And the LOTW Runners Up...
Honorable mention goes to lawyers from Shook, Hardy & Bacon; Dechert; O'Melveny & Myers; Quinn Emanuel; Pepper Hamilton; Nixon Peabody; Mayer Brown; Norton Rose and Gibson Dunn.
October 04, 2019 at 02:31 PM
3 minute read
Our runners up for Litigator of the Week include Shook, Hardy & Bacon's Hildy Sastre and Jon Strongman. They successfully defended Sanofi-Aventis in the first bellwether trial over the chemotherapy drug Taxotere. After a two-week trial, federal jury in New Orleans deliberated for less than two hours before siding with the defense across the board in the closely-watched test case.
A team of Dechert lawyers led by partners Dennis Hranitzky and Michael McGinley won a significant alter-ego decision in the Southern District of New York against the Republic of Moldova and gas distribution company AO Moldovagaz. Dechert's client, Gater Assets, is seeking to enforce a judgment now worth $30 million that Lloyd's Underwriters obtained against Moldovagaz and Moldova in 2000.
O'Melveny & Myers partner Abby Rudzin got a putative securities class action in the Southern District of New York dismissed with prejudice against online game developer Shanda Games and its current and former officers and directors. The claims were in connection with a 2015 going-private transaction. That's not all. Rudzin in the past week also got a putative securities class in the SDNY dismissed with prejudice against Skechers USA and its CEO and COO.
Quinn Emanuel Urquhart & Sullivan's Tara Lee and Robert Raskopf persuaded U.S. District Judge Reggie Walton in D.C. to dismiss claims of "hot news appropriation" and copyright infringement against media giant Bloomberg by The Capitol Forum. Cap Forum argued that Bloomberg reporters summarized its copyrighted reports in their articles, and induced its subscribers to commit copyright violations.
Also at Quinn Emanuel, partner Derek Shaffer on behalf of Americans for Prosperity persuaded a federal judge in New Jersey that the state may not enforce a new law requiring disclosure of certain "dark money" campaign contributions pending a First Amendment challenge.
Pepper Hamilton lawyers led by partner Marion Hack convinced an Orange County, California jury to reject a $100 million claim against their clients URS and AECOM, and to award the engineering design firm $5 million. The fight with Atkinson/Walsh was over contracts related to a $1.2 billion project to improve California's State Route 91.

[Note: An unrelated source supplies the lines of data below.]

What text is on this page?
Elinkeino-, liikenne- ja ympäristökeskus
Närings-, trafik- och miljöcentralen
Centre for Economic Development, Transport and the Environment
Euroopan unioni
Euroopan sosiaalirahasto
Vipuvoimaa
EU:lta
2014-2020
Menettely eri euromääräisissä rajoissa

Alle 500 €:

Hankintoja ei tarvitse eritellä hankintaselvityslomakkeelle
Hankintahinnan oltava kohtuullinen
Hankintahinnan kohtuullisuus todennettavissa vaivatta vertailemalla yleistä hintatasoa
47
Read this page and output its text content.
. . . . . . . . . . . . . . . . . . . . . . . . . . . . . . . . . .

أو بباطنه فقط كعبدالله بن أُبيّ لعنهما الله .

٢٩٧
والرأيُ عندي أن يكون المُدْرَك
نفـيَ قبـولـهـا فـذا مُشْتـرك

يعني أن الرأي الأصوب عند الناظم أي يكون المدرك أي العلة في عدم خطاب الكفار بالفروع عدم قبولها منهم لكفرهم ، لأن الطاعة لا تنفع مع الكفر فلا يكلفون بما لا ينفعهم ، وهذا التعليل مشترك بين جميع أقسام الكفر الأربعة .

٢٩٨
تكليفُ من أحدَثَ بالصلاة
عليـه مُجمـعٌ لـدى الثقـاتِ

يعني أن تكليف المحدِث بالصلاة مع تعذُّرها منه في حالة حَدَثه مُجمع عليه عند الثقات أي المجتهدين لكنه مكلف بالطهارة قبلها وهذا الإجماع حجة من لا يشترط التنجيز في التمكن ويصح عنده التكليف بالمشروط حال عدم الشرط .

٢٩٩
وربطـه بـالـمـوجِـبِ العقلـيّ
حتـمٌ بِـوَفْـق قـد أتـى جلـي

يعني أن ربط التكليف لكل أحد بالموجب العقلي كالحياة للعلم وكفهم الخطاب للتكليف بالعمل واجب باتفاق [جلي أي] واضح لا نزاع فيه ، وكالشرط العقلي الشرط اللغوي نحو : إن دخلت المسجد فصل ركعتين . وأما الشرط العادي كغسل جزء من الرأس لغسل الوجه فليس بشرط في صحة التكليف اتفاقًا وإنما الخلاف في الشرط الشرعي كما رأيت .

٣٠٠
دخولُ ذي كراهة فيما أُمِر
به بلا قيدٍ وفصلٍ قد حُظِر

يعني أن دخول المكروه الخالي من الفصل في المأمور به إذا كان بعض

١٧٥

Nixon Peabody partners Staci J. Riordan and Kristin Jamberdino led a team in getting allegations of trademark infringement, unfair competition and false designation of origin, copyright infringement, and unjust enrichment dismissed with prejudice against fashion retailer Express, LLC.
Mayer Brown's Carmine Zarlenga and Norton Rose Fulbright's Saul Perloff scored a $31 million jury verdict on behalf of two flange makers in a false advertising and unfair competition suit. (See my prior story on the case here.)
And last week's winner Randy Mastro of Gibson, Dunn & Crutcher notched another win, this one a pro bono effort on behalf of good government group Citizens Union (of which he happens to be the chair). Their suit challenged two provisions of a 2016 state law that compelled the public disclosure of nonprofit donor information as unconstitutional. SDNY Judge Denise Cote stuck down the law on First Amendment grounds.